Timothy Crawford is an African American playwright, actor, director, and commercial model. Tim was profiled in a recent issue of Springfield Scene Magazine (Art Scene, Issue No. 6, Vol. 18) where it was revealed that he came to Springfield, from Washington D.C., for a six-month stint as Interim Director of Program Development for the Illinois Education Association in 2009 and has been a Springfield resident ever since.

Originally from Chicago, Tim received his theatre training and a BA degree at Minnesota State University Moorhead, where he was a multi-year member of the fabulous Straw Hat Players summer theatre program. He earned a Juris Doctor degree from George Washington University Law School and is a member of the District of Columbia Bar, but he’s not pretentious, so you don’t have to add “Esq.” when you write to him.

In Springfield, Tim has previously appeared on stage as the Announcer in Dracula - A Radio Play, as Roy Wilkins in Robert Schenkkan’s All the Way, and as “Hoke” in the Spencer Theatre Company’s production of Driving Miss Daisy, all at Hoogland Center for the Arts. He has also acted in training videos for the Bunn Corporation. He has been on the Union Theater stage at the Abraham Lincoln Presidential Library and Museum in several readers-theatre events, including readings from Doris Kearns Goodwin’s Team of Rivals and Charles Dickens’ A Christmas Carol. Tim is proud to serve the Springfield arts community as a Hoogland Center for the Arts Trustee and as the Board of Trustees’ Diversity and Inclusivity Committee chairperson.

As a playwright, Tim’s recent accomplishments include having his short play, The Consultant from Hell, his 10-minute play BLT Matters, his Nice One-Act You Got Here, Be a Shame if Anything Happened to It, and the first draft of his full-length play, The Beatings Will Continue Until Morale Improves, performed as readings at the Valdez Theater Conference between 2018 and 2022. His Superhero Problems and Faith Lester is Married, Happily were performed as part of Anchorage Community Theater’s Virtual Short Play Festival in 2020. A 10-minute excerpt from The Beatings Will Continue Until Morale Improves had a staged reading as part of the Baltimore Playwrights Festival’s “Free Fall Baltimore” event in October 2021.

Before coming to Springfield, some of Tim’s credits include his one-act plays, Whatchu Mean We, White Man? and The Mor(al)e the Merrier, or How I Learned to Stop Worrying and Love Two-Day Meetings, which were performed in the Washington, D.C., area. He also directed sold-out performances of  Unintended Consequences: Three One-Act Comedies by Al Lefcowitz and Timothy Crawford for the 2008 Capital Fringe Festival in D.C. He directed acclaimed Baltimore-area premieres of both Fences by August Wilson and All in the Timing by David Ives. Those choice opportunities were offered to him after he twice directed new plays as part of the Baltimore Playwrights Festival.

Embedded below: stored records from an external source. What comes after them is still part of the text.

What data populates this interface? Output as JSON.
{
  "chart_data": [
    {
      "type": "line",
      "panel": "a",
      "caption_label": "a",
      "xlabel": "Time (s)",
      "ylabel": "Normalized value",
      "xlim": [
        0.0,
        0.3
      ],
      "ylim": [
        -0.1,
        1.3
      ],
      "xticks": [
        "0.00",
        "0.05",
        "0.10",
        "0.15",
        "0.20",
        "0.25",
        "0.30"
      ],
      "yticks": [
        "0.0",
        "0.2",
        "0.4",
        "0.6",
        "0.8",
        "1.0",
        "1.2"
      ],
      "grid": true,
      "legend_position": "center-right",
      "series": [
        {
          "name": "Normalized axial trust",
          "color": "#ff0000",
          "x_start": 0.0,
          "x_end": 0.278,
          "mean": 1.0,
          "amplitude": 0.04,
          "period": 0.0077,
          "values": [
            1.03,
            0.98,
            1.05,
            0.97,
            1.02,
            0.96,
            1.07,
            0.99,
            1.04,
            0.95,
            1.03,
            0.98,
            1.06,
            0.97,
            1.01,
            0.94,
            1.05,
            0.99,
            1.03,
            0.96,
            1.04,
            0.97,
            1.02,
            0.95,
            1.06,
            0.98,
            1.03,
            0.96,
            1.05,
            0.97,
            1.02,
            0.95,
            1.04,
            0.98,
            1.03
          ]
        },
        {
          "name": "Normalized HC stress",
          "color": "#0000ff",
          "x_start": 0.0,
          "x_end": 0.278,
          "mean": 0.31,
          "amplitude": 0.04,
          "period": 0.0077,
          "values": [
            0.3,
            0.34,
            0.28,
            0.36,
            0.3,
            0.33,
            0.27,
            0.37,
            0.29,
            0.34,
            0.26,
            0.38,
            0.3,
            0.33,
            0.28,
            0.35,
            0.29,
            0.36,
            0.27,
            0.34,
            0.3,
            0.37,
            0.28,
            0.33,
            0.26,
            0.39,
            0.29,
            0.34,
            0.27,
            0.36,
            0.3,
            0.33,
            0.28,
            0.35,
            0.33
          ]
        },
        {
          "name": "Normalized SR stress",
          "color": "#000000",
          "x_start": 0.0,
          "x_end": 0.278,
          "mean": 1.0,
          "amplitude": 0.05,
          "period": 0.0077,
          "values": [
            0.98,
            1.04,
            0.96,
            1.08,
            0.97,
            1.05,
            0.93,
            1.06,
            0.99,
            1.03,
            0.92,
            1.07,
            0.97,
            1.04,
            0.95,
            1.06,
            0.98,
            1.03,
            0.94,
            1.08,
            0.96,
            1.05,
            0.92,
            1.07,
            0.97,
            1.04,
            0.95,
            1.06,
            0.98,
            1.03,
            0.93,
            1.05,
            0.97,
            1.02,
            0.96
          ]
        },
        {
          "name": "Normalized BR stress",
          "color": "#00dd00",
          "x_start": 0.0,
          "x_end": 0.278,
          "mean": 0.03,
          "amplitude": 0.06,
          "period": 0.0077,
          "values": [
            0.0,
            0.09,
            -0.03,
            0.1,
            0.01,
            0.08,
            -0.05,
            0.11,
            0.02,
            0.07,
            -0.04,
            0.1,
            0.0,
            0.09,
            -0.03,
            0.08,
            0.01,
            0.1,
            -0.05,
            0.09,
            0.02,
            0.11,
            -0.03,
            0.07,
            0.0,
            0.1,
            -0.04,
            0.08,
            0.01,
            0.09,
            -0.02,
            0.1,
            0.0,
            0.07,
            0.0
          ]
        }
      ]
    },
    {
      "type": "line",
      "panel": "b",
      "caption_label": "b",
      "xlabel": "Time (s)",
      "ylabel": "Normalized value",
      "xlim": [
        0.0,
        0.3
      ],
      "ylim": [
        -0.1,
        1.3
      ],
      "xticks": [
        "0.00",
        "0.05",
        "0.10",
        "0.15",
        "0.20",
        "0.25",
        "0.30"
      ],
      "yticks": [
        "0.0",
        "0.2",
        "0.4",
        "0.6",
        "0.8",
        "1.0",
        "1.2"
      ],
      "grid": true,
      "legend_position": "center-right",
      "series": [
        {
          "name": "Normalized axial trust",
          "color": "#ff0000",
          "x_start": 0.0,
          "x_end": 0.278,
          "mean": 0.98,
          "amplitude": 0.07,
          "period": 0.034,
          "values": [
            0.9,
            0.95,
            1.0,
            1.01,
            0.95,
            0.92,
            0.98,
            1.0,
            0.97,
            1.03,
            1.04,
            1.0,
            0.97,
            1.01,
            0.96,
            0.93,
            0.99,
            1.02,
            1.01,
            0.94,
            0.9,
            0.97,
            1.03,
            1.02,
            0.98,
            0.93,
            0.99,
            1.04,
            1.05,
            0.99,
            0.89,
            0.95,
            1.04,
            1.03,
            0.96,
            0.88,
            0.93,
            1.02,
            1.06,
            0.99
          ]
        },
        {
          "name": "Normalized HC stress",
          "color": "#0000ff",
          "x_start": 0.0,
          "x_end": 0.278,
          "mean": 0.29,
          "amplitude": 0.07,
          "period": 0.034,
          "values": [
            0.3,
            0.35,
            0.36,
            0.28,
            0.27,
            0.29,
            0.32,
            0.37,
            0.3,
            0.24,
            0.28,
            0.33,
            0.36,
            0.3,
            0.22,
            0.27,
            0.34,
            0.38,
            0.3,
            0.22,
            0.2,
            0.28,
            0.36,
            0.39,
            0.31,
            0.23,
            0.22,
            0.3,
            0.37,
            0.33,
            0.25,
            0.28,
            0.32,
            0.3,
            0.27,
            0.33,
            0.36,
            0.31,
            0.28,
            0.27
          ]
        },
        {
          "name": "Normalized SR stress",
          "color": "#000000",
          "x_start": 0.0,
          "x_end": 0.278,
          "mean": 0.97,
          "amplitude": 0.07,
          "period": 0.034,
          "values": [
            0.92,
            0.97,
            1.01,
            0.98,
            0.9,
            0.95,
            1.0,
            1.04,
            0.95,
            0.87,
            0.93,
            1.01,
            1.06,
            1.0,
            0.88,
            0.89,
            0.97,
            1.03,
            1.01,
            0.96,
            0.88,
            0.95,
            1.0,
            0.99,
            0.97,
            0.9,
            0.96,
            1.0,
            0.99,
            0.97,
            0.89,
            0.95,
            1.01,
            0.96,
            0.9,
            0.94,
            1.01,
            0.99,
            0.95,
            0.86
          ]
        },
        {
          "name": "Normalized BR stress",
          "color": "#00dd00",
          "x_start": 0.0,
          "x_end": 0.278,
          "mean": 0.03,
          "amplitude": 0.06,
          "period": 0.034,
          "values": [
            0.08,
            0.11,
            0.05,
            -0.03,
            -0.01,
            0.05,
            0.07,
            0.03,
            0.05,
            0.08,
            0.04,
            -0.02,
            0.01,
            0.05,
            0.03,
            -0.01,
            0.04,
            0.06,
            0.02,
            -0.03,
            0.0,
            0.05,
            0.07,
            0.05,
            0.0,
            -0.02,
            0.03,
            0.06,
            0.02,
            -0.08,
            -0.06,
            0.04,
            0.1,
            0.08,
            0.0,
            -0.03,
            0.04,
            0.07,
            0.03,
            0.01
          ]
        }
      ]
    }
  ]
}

In spring 2023, Tim will be directing a Hoogland Center for the Arts production of Having Our Say: The Delaney Sisters’ First 100 Years, featuring Kathryn M. Harris and Patricia James Davis. This summer he plans to travel to the Valdez (AK) Theatre Conference for a reading of his new one-act play, No Champagne in the Champagne Room. As for projects beyond this artist-in-residency, Tim is fairly far along on his full-length, noir-ish mystery play, based on characters from his short play Fairly Accidental, and he is writing a screenplay for a short film based on his play Faith Lester Is Married, Happily, which he is also slated to direct some time in 2024.